Camelia mendengarkan.
"Ayolah, cepat bersiap. Siapa tahu kau akan menemukan keberhasilan lagi di sini. Dan aku berharap ya."
Perempuan itu pun melakukan apa yang managernya katakan.
***
"Jadi pelakor? Yang benar saja!" protes Camelia saat seorang dari rumah produksi menawarkan sebuah peran untuknya.
Malam sudah beranjak larut dan dia sudah kelelahan. Audisi hari ini cukup menguras tenaga dan emosinya karena banyak hal yang harus dia lakukan.
"Hanya ini peran yang tersisa. Dan aku rasa kau cocok untuk memerankannya," ujar pria tersebut.
Camelia mendengus.
"Ayolah, Mel. Kau ini seorang artis. Peran apa pun seharusnya tidak akan menjadi masalah bagimu, dan kau harus bisa memerankannya dengan baik." Lina menghentikan perdebatan tersebut.
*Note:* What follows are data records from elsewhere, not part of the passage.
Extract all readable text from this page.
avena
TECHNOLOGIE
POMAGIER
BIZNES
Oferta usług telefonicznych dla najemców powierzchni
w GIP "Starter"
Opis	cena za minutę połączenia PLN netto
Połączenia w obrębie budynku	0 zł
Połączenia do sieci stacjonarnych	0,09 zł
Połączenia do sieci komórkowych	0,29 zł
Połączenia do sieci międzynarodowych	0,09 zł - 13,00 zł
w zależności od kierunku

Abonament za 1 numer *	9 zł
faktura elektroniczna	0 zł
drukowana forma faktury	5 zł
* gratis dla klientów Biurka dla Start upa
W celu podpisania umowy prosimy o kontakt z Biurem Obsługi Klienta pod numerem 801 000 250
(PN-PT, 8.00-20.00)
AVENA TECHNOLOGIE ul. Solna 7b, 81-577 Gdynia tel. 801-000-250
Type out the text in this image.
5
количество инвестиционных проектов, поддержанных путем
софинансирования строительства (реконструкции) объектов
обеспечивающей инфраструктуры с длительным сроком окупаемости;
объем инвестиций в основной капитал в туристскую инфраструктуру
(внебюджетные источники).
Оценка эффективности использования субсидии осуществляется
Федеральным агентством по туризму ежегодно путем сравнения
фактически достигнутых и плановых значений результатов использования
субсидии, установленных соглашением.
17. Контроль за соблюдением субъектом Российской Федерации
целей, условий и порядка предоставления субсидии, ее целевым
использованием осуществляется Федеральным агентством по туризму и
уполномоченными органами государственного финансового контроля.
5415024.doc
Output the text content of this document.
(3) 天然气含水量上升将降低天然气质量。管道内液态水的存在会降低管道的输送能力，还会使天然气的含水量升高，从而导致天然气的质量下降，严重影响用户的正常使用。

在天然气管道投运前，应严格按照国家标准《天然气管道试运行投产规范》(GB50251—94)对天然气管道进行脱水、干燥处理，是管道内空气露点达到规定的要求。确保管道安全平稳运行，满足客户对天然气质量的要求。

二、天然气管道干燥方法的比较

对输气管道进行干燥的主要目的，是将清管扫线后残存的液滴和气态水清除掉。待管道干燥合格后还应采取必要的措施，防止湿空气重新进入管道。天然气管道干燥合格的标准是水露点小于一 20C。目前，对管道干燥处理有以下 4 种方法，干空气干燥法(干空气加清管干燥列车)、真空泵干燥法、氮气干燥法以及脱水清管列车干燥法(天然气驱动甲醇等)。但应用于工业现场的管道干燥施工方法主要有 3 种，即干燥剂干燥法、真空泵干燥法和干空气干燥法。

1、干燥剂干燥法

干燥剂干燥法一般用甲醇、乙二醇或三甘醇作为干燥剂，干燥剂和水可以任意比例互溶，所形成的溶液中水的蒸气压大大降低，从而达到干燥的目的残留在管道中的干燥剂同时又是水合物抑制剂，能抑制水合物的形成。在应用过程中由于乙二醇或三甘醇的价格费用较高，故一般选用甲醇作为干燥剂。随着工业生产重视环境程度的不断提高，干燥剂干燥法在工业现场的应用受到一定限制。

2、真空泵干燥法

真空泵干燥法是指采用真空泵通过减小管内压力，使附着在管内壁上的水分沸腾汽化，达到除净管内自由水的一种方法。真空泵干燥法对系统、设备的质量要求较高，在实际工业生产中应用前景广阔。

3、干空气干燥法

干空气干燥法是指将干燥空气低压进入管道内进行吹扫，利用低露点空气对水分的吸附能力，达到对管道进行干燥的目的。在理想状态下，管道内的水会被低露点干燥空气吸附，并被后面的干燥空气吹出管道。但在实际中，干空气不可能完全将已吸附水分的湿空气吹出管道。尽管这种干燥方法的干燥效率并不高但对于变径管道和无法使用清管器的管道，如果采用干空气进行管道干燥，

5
"Tapi Lin, selain perannya sedikit kontroversi, dialognya juga provokatif. Kau tidak baca?" Camelia menunjukkan kertas berisi potongan skenario yang didapatnya barusan.
"Kau lupa profesimu sebagai apa? Disitulah tantangan yang harus kau taklukan." Lina menariknya ke sisi lain studio.
"Lagipula kau tidak punya pilihan. Terima peran ini atau tidak ada pekerjaan sama-sekali? Tawaran iklan tidak ada, sementara panggilan syuting yang lainnya juga belum aku terima. Kau pengangguran sekarang."
Camelia terdiam.
"Ini satu-satunya peran yang kau dapat dalam beberapa bulan dan kontraknya cukup panjang. Setidaknya sampai dapat peran lainnya."
Perempuan itu berpikir.
"Ayolah, Mel. Dalam keadaan sekarang ini sebaiknya kau tidak usah memilih-milih peran. Ambil apa saja yang sekiranya bisa membuatmu bertahan. Kau tahu, terkadang butuh sedikit kontroversi untuk mendongkrak popularitasmu."
Camelia kembali menatap wajah sang manager.
"Lagipula, gosip itu sepertinya bisa kita manfaatkan untuk promosi nantinya."
Camelia tak punya pilihan lain. Lina benar, dan hal ini memang menjadi resikonya sebagai artis. Profesinya juga mengharuskan dia untuk mengambil peran apa saja yang ditawarkan jika itu memang memungkinkan. Ditambah keadaan sekarang memang tidak terlalu baik baginya. Dan satu kesempatan sekecil apa pun harus bisa dia manfaatkan sebaik mungkin.
"Baiklah." Akhirnya dia mengalah.
"Setuju?" Lina meyakinkan.
"Baik." Camelia menganggukkan kepala.
"Kau gadis yang pintar!" pujinya kepada sang artis, dan dia segera merundingkan kesepakatan untuknya.